12. Checking if a range is sorted in ascending order:

    std::vector<int> numbers{1, 2, 3, 4, 5};
    
    bool is_sorted = std::ranges::is_sorted(numbers);
    
    std::cout << std::boolalpha << is_sorted;
    
    // Output: true
    

13. Finding the first occurrence of a value in a range:

    std::vector<int> numbers{1, 2, 3, 4, 5};
    
    auto iter = std::ranges::find(numbers, 3);
    
    if (iter != numbers.end()) {
        std::cout << *iter;
    } else {
        std::cout << "Not found";
    }
    
    // Output: 3
    

Conclusion

Ranges in C++20 provide a powerful and expressive way to work with sequences of elements.
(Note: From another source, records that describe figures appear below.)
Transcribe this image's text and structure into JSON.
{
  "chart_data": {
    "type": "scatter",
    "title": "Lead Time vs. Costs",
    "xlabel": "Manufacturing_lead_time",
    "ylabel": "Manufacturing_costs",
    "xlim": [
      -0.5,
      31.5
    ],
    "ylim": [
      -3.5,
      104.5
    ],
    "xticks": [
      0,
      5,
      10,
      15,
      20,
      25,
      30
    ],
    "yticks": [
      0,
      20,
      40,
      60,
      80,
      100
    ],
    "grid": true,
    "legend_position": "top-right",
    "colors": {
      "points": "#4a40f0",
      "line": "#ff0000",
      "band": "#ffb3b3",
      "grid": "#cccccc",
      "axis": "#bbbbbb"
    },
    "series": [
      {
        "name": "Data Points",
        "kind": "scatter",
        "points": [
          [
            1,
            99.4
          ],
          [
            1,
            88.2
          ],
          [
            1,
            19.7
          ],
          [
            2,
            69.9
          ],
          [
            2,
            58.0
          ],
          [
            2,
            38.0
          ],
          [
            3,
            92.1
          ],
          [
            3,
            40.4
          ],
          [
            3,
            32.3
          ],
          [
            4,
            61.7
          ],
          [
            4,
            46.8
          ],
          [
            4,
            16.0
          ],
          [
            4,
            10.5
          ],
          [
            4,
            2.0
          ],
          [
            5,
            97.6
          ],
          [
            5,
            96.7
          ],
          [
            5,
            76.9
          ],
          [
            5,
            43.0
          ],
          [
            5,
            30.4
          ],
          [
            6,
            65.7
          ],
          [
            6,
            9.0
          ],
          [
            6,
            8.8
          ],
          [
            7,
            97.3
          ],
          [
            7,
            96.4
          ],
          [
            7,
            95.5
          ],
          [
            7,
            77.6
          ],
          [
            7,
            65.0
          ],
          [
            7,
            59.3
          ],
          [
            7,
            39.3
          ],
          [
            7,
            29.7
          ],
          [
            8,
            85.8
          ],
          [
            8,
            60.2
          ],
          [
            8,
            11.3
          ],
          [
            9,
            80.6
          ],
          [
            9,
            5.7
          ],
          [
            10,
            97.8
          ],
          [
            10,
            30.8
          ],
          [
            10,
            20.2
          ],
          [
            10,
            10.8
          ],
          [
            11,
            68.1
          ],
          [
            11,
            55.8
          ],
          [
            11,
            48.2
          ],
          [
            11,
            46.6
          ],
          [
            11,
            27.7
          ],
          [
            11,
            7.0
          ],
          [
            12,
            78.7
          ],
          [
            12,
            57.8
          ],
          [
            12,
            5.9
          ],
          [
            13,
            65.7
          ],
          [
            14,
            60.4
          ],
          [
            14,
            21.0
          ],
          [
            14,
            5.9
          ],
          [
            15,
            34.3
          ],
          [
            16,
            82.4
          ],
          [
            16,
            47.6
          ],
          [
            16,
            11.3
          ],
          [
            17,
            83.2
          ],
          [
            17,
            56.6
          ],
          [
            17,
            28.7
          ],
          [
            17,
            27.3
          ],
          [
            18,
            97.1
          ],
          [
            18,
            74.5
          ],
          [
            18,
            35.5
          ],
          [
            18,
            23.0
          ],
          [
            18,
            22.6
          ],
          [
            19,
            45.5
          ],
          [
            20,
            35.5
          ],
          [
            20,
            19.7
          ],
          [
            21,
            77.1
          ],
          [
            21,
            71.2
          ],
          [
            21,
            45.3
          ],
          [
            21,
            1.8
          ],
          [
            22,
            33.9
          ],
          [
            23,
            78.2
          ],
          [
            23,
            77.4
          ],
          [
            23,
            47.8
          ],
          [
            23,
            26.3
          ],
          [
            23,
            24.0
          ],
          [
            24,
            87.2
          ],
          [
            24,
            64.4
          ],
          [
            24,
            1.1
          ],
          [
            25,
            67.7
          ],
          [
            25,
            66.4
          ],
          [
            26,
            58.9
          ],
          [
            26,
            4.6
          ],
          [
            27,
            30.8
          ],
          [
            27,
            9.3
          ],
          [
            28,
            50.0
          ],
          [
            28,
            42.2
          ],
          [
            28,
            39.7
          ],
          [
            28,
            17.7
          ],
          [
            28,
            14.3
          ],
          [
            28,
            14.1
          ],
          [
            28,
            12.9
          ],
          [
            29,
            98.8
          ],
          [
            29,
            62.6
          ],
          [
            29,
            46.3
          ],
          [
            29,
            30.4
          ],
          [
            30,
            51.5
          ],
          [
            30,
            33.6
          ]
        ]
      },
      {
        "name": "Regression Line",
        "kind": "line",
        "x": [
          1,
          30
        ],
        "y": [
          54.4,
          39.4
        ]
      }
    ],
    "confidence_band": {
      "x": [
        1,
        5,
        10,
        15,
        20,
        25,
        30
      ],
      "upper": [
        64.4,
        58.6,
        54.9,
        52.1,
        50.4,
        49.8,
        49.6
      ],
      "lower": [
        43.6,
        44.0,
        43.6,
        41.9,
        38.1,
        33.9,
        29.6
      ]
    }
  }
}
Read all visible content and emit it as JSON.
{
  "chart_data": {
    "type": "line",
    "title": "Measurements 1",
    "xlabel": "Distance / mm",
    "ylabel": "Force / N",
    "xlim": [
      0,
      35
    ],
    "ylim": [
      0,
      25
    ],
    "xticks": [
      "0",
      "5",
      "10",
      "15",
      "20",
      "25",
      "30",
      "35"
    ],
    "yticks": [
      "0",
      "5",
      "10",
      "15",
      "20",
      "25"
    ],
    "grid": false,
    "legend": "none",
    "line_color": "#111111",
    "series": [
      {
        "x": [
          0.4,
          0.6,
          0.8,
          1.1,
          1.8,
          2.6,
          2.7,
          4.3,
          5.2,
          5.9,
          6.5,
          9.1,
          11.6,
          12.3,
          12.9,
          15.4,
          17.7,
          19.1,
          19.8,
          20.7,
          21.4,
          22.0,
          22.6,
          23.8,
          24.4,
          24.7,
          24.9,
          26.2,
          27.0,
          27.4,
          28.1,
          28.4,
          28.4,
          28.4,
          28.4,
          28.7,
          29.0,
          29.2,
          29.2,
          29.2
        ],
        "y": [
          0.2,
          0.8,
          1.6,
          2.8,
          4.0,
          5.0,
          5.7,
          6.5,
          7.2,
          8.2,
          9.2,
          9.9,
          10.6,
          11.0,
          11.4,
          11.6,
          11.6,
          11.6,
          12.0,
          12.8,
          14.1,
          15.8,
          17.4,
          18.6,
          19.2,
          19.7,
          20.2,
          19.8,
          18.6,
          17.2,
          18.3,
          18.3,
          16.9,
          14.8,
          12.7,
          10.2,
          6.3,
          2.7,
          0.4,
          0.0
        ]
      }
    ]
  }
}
They simplify code by replacing manual loops and iterator manipulation with a higher-level, composable abstraction. Ranges offer improved code readability, reusability, and performance. They enable a more functional programming style in C++, making code more concise and expressive.

As you explore C++20 and beyond, consider incorporating ranges into your code to harness their benefits and streamline your development process.

I hope this article provides a clear understanding of what ranges are in C++20 and how they can simplify your code. Happy coding!